On Feb. 3, 2016, nine days after his disappearance from Cairo, the corpse of the young Italian researcher was found in a ditch along the road that goes from the Egyptian capital to Alexandria.
Seventeen months without truth nor justice, despite the continued efforts of the prosecutors in Rome, the Egyptian authorities have scarcely cooperated and have made several cover-up attempts.
The al-Sisi regime did not feel under pressure. After recalling Ambassador Massari to Italy in April 2016 and stopping the supply of spare parts for the Egyptian fighter planes, the Italian government has done nothing. And that is either because of its diplomatic isolation within Europe, or because of the economic interests that tie it to Egypt.
The increasing numbers speak of those bilateral relations that were never endangered, if not in the words thrown out there, to feed a public opinion outraged by the murder. That public opinion who, even today, still fights for the truth.
The first quarter of 2017 closed with a 30 percent increase of the commercial trade between Italy and Egypt: almost €400 million more, from one billion in the first quarter of 2016 to the current billion and 300 million. This was announced last week by the Egyptian Foreign Trade Minister Tarek Qabil.
In total, the volume of trade between the two countries goes above five billion a year and this new acceleration could mean that the current year will close with a further increase.
“Italy is one of Egypt’s most important trading partners in the European Union.
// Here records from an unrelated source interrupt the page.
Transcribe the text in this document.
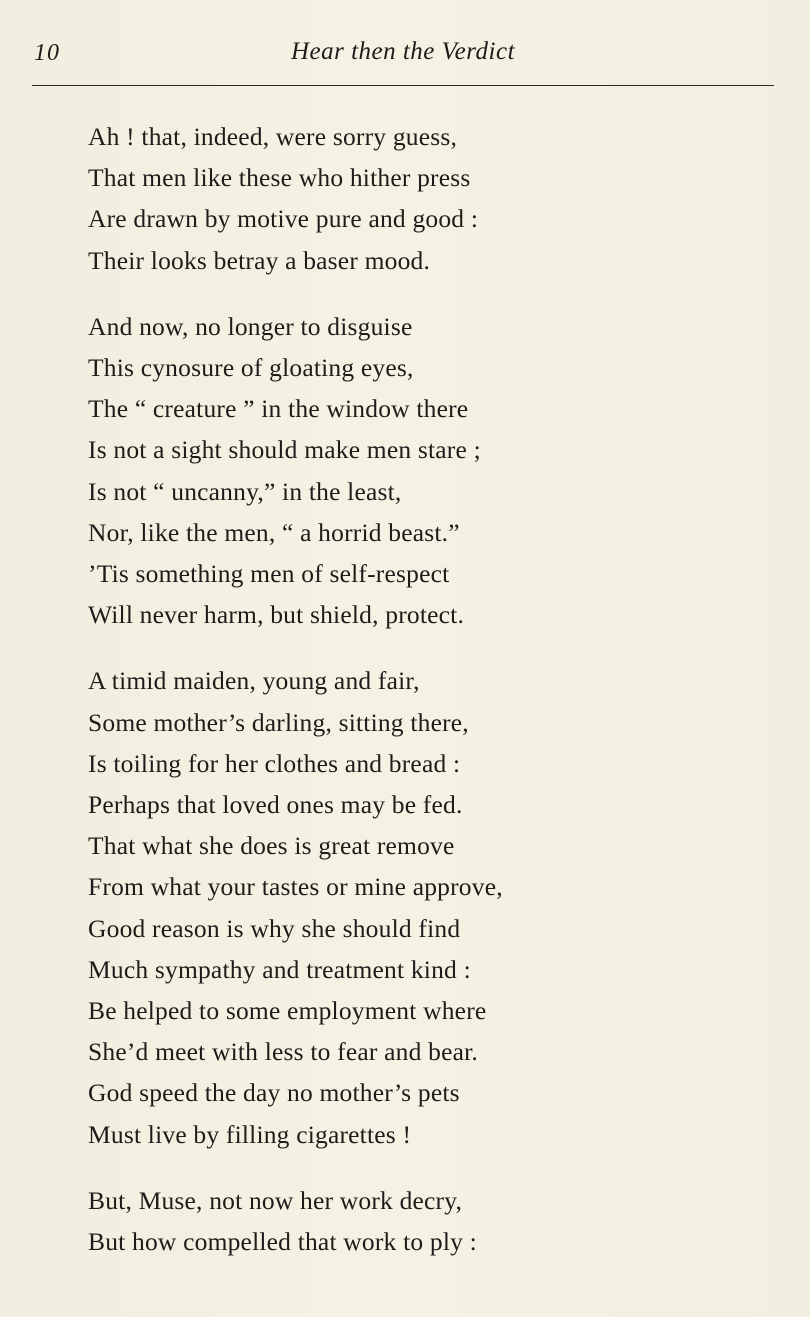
10	Hear then the Verdict
Ah ! that, indeed, were sorry guess,
That men like these who hither press
Are drawn by motive pure and good :
Their looks betray a baser mood.
And now, no longer to disguise
This cynosure of gloating eyes,
The “ creature ” in the window there
Is not a sight should make men stare ;
Is not “ uncanny,” in the least,
Nor, like the men, “ a horrid beast.”
’Tis something men of self-respect
Will never harm, but shield, protect.
A timid maiden, young and fair,
Some mother’s darling, sitting there,
Is toiling for her clothes and bread :
Perhaps that loved ones may be fed.
That what she does is great remove
From what your tastes or mine approve,
Good reason is why she should find
Much sympathy and treatment kind :
Be helped to some employment where
She’d meet with less to fear and bear.
God speed the day no mother’s pets
Must live by filling cigarettes !
But, Muse, not now her work decry,
But how compelled that work to ply :
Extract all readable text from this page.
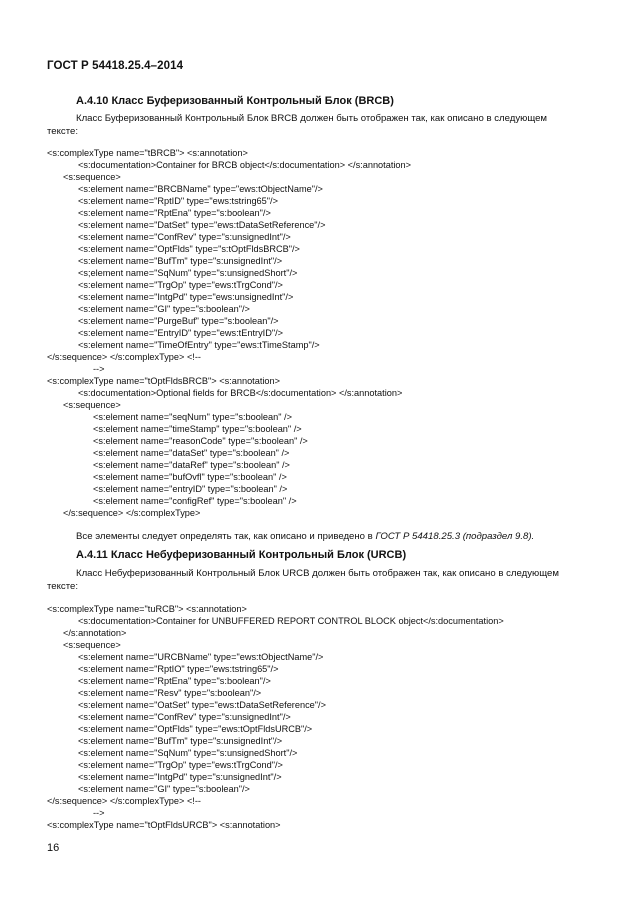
ГОСТ Р 54418.25.4–2014
А.4.10 Класс Буферизованный Контрольный Блок (BRCB)
Класс Буферизованный Контрольный Блок BRCB должен быть отображен так, как описано в следующем
тексте:
<s:complexType name="tBRCB"> <s:annotation>
<s:documentation>Container for BRCB object</s:documentation> </s:annotation>
<s:sequence>
<s:element name="BRCBName" type="ews:tObjectName"/>
<s:element name="RptID" type="ews:tstring65"/>
<s:element name="RptEna" type="s:boolean"/>
<s:element name="DatSet" type="ews:tDataSetReference"/>
<s:element name="ConfRev" type="s:unsignedInt"/>
<s:element name="OptFlds" type="s:tOptFldsBRCB"/>
<s:element name="BufTm" type="s:unsignedInt"/>
<s;element name="SqNum" type="s:unsignedShort"/>
<s:element name="TrgOp" type="ews:tTrgCond"/>
<s:element name="IntgPd" type="ews:unsignedInt"/>
<s:element name="GI" type="s:boolean"/>
<s:element name="PurgeBuf" type="s:boolean"/>
<s:element name="EntryID" type="ews:tEntryID"/>
<s:element name="TimeOfEntry" type="ews:tTimeStamp"/>
</s:sequence> </s:complexType> <!--
-->
<s:complexType name="tOptFldsBRCB"> <s:annotation>
<s:documentation>Optional fields for BRCB</s:documentation> </s:annotation>
<s:sequence>
<s:element name="seqNum" type="s:boolean" />
<s:element name="timeStamp" type="s:boolean" />
<s:element name="reasonCode" type="s:boolean" />
<s:element name="dataSet" type="s:boolean" />
<s:element name="dataRef" type="s:boolean" />
<s:element name="bufOvfl" type="s:boolean" />
<s:element name="entryID" type="s:boolean" />
<s:element name="configRef" type="s:boolean" />
</s:sequence> </s:complexType>
Все элементы следует определять так, как описано и приведено в ГОСТ Р 54418.25.3 (подраздел 9.8).
А.4.11 Класс Небуферизованный Контрольный Блок (URCB)
Класс Небуферизованный Контрольный Блок URCB должен быть отображен так, как описано в следующем
тексте:
<s:complexType name="tuRCB"> <s:annotation>
<s:documentation>Container for UNBUFFERED REPORT CONTROL BLOCK object</s:documentation>
</s:annotation>
<s:sequence>
<s:element name="URCBName" type="ews:tObjectName"/>
<s:element name="RptIO" type="ews:tstring65"/>
<s:element name="RptEna" type="s:boolean"/>
<s:element name="Resv" type="s:boolean"/>
<s:element name="OatSet" type="ews:tDataSetReference"/>
<s:element name="ConfRev" type="s:unsignedInt"/>
<s:element name="OptFlds" type="ews:tOptFldsURCB"/>
<s:element name="BufTm" type="s:unsignedInt"/>
<s:element name="SqNum" type="s:unsignedShort"/>
<s:element name="TrgOp" type="ews:tTrgCond"/>
<s:element name="IntgPd" type="s:unsignedInt"/>
<s:element name="GI" type="s:boolean"/>
</s:sequence> </s:complexType> <!--
-->
<s:complexType name="tOptFldsURCB"> <s:annotation>
16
The non-oil exports increased by 30 percent, from €264 million to €367 million in the corresponding period of 2016,” the minister said.
A deeply rooted business: there are over 130 active Italian companies in the North African country, from Intesa San Paolo to Italcementi, from Pirelli to Ansaldo, which make Rome the top Egyptian trade partner in Europe.
The lion’s share, however, is definitely the energy business that Qabil did not include in his latest report. Eni and Edison are on the pedestal, the two Italian giants that have invested billions in Cairo for oil and gas basin fields.
Eni’s six-legged dog is in the country since 1954. During these decades, it has rooted its presence and has become the first oil producer in Egypt, with a production of 230 thousand barrels per day over an area of 23 thousand square kilometers. But it was the discovery of the immense Zohr undersea basin that changed the entire energy map of the Mediterranean Sea.
This basin has a potential of 850 billion cubic meters of gas, of which the extraction could begin in October, according to sources quoted by the agency Agenzia Nova, just after Eni’s acquisition of Early Production Facility of the US company Schlumberger and after the completion of the marine platform for the “super” oilfield in early June, four months ahead of schedule.
A similar story, but on a smaller scale, for Edison, responsible for 100 percent of the Abu Qir oilfield in the Nile Delta, 60 percent of West Waidi El Rayan and 20 percent of Rosetta. So, the news printed on Messaggero a few days ago, did not raise any eyebrows: in Viterbo, among the audience of the Caffeina festival, there were two “special” spectators, Italian Ambassador Giampaolo Cantini and Egyptian Ambassador Ayman Thawat.
None of the two have officially entered their respective embassies in Cairo and Rome, since political relations have not been restored. And every day, it seems like smoke and mirrors more and more.